Ritch Mueller is a top-tier multidisciplinary transactional firm committed to offering high value-added legal advice to national and international clients in the structuring, development and financing of their private businesses and public sector projects in Mexico. The firm’s work encompasses transactions within the financial, industrial, infrastructure, energy, retail and services sectors, among others. Its staff of more than 100 professionals seek to add value to clients by means of an efficient and in-depth service combined with high levels of expertise and experience.

Mexico: Are We Moving Towards the Nearshoring Paradise?

Background

Due to its privileged economic and geographic position, Mexico is playing a leading role in nearshoring, which has become a popular topic in the international business scene. Is nearshoring already a reality? Will the country succeed in capitalising on the promises of nearshoring? What are the main challenges to achieve this? What do investors seek?

Nearshoring is a strategy used by companies to relocate production chains, processes and services, among others, to areas geographically adjacent to the main consumer markets in order to reduce costs. For example, a nearshoring strategy for a European company with its main customers in the United States would consist of establishing its production processes in a place such as northern Mexico, in order to reduce the cost of transporting its products to its main customers.

In recent years, offshoring, which is the strategy that contrasts with nearshoring, has shown some limitations that have led companies to seek alternatives to reduce costs. For example, US or European companies choosing to establish their production chains in Asian countries face cultural and linguistic differences that can increase production costs, as well as logistical and geopolitical challenges. These constraints and challenges have been manifest in recent years with events such as the COVID-19 pandemic, the Russia–Ukraine war and the US–China trade war.

For example, the global COVID-19 pandemic caused massive disruptions in global supply chains due to closing of borders and trade blockades. These supply chain constraints were greatest in South-East Asia and East Asia, the regions with the highest concentration of offshoring.

The Russian invasion of Ukraine, which began in February 2022 with the military aggression ordered by President Vladimir Putin in regions along their countries’ shared border, resulted in an increase of gas and oil prices, which in turn increased the cost of transporting goods. These changes in supply chains have led to global imbalances causing certain companies to consider nearshoring strategies in order to reduce geopolitical risks.

In addition to the COVID-19 pandemic and the Russia–Ukraine war, the US and China industrial trade war, which began in 2018 during Donald Trump’s presidency, and continues today, has caused a significant increase in import tariffs on certain products in both China and the US.

Altogether, while offshoring initially offered cost savings advantages in terms of labour and supply chain expenses, the drawbacks outlined above have prompted companies to reassess their over-reliance on specific global regions.
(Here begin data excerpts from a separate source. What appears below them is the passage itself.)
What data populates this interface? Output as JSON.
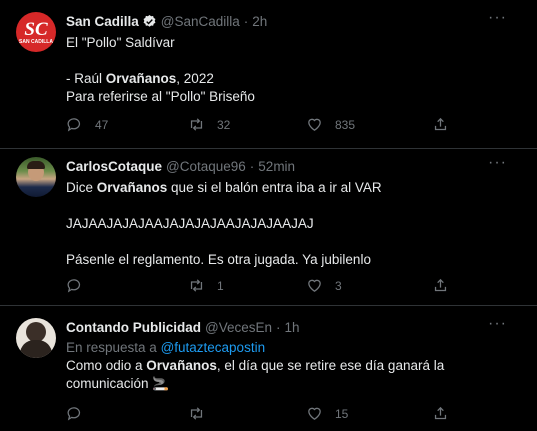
{
  "tweets": [
    {
      "name": "San Cadilla",
      "handle": "@SanCadilla",
      "dot": "·",
      "time": "2h",
      "verified": true,
      "avatar_text": "SC",
      "avatar_sub": "SAN CADILLA",
      "lines": [
        "El \"Pollo\" Saldívar",
        "",
        "- Raúl Orvañanos, 2022",
        "Para referirse al \"Pollo\" Briseño"
      ],
      "replies": "47",
      "retweets": "32",
      "likes": "835"
    },
    {
      "name": "CarlosCotaque",
      "handle": "@Cotaque96",
      "dot": "·",
      "time": "52min",
      "lines_pre": "Dice ",
      "bold_word": "Orvañanos",
      "lines_post": " que si el balón entra iba a ir al VAR",
      "line2": "JAJAAJAJAJAAJAJAJAJAAJAJAJAAJAJ",
      "line3": "Pásenle el reglamento. Es otra jugada. Ya jubilenlo",
      "replies": "",
      "retweets": "1",
      "likes": "3"
    },
    {
      "name": "Contando Publicidad",
      "handle": "@VecesEn",
      "dot": "·",
      "time": "1h",
      "reply_prefix": "En respuesta a ",
      "reply_handle": "@futaztecapostin",
      "line1_pre": "Como odio a ",
      "bold_word": "Orvañanos",
      "line1_post": ", el día que se retire ese día ganará la",
      "line2": "comunicación 🚬",
      "replies": "",
      "retweets": "",
      "likes": "15"
    }
  ],
  "more_label": "···",
  "colors": {
    "bg": "#000000",
    "text": "#e7e9ea",
    "muted": "#71767b",
    "link": "#1d9bf0",
    "divider": "#2f3336",
    "sc_red": "#d62828"
  }
}
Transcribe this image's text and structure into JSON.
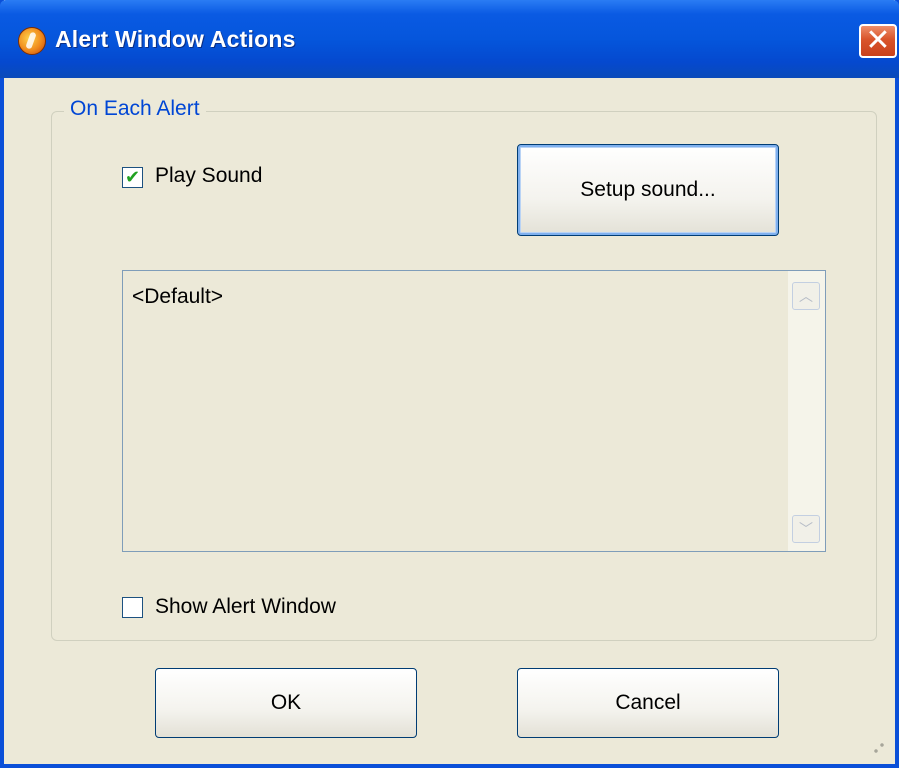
{
  "window": {
    "title": "Alert Window Actions",
    "close_glyph": "✕",
    "app_icon": "app-icon"
  },
  "group": {
    "legend": "On Each Alert",
    "play_sound": {
      "label": "Play Sound",
      "checked": true
    },
    "setup_sound_label": "Setup sound...",
    "sound_list": [
      "<Default>"
    ],
    "show_alert_window": {
      "label": "Show Alert Window",
      "checked": false
    }
  },
  "buttons": {
    "ok_label": "OK",
    "cancel_label": "Cancel"
  },
  "colors": {
    "titlebar": "#0556dc",
    "legend_text": "#0046d5",
    "check_tick": "#21a121",
    "close_button": "#d9542b"
  }
}
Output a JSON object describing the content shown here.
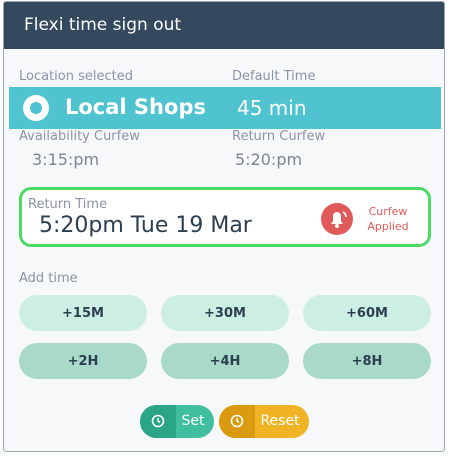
{
  "header": {
    "title": "Flexi time sign out"
  },
  "location": {
    "selected_label": "Location selected",
    "default_time_label": "Default Time",
    "name": "Local Shops",
    "default_time": "45 min"
  },
  "curfew": {
    "availability_label": "Availability Curfew",
    "availability_value": "3:15:pm",
    "return_label": "Return Curfew",
    "return_value": "5:20:pm"
  },
  "return_time": {
    "label": "Return Time",
    "value": "5:20pm Tue 19 Mar",
    "status_line1": "Curfew",
    "status_line2": "Applied"
  },
  "add_time": {
    "label": "Add time",
    "buttons": [
      "+15M",
      "+30M",
      "+60M",
      "+2H",
      "+4H",
      "+8H"
    ]
  },
  "actions": {
    "set": "Set",
    "reset": "Reset"
  },
  "colors": {
    "header": "#34495e",
    "location_bar": "#4fc3cf",
    "return_border": "#4cd964",
    "alert": "#e05a5a",
    "set": "#3fbf9f",
    "reset": "#f0b323"
  }
}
In this context, nearshoring has become an attractive alternative for companies, due to this strategy’s relatively low production costs, compared to those of the companies’ country of origin, and geographic proximity reduces relocation and logistics costs.

Nearshoring opportunities in Mexico

Mexico has positioned itself as one of the main destinations among the countries offering nearshoring opportunities. This is due to, among other factors:

  • the border with the United States, one of the largest consumer markets, along with the similarity between the time zones of both countries;
  • the trade agreements that Mexico and the United States have entered into, such as the USMCA, which provide certainty to producers and reduce export costs;
  • the relatively low human capital costs and the high level of specialisation as a result of already established manufacturing industries, such as the automobile industry and the software industries;
  • the similarity between Mexican and US cultures, especially along the border; and
  • competitive production process supply costs.

An analysis by the Inter-American Development Bank (IDB) recognises Mexico’s advantageous position. The IDB estimates that nearshoring will increase global exports from Latin America by USD78 billion in the short and medium term, of which 45% would be from Mexico.

These and other factors have led to greater foreign investment in Mexico, led by companies seeking to benefit from nearshoring by establishing their production processes in Mexican industrial parks. For instance, at the beginning of 2023, the Ministry of the Economy reported that in 2022 the foreign direct investment in Mexico increased by 12% compared to 2021 and 48% of all foreign direct investment received was from new investors. This percentage of new investors is the highest the country has seen in the last ten years. The data shows that foreign companies that had not previously invested in Mexico want to set up operations in the country. This follows the reasoning behind nearshoring, which is to establish production chains near the target markets: in the case of Mexico, the United States market.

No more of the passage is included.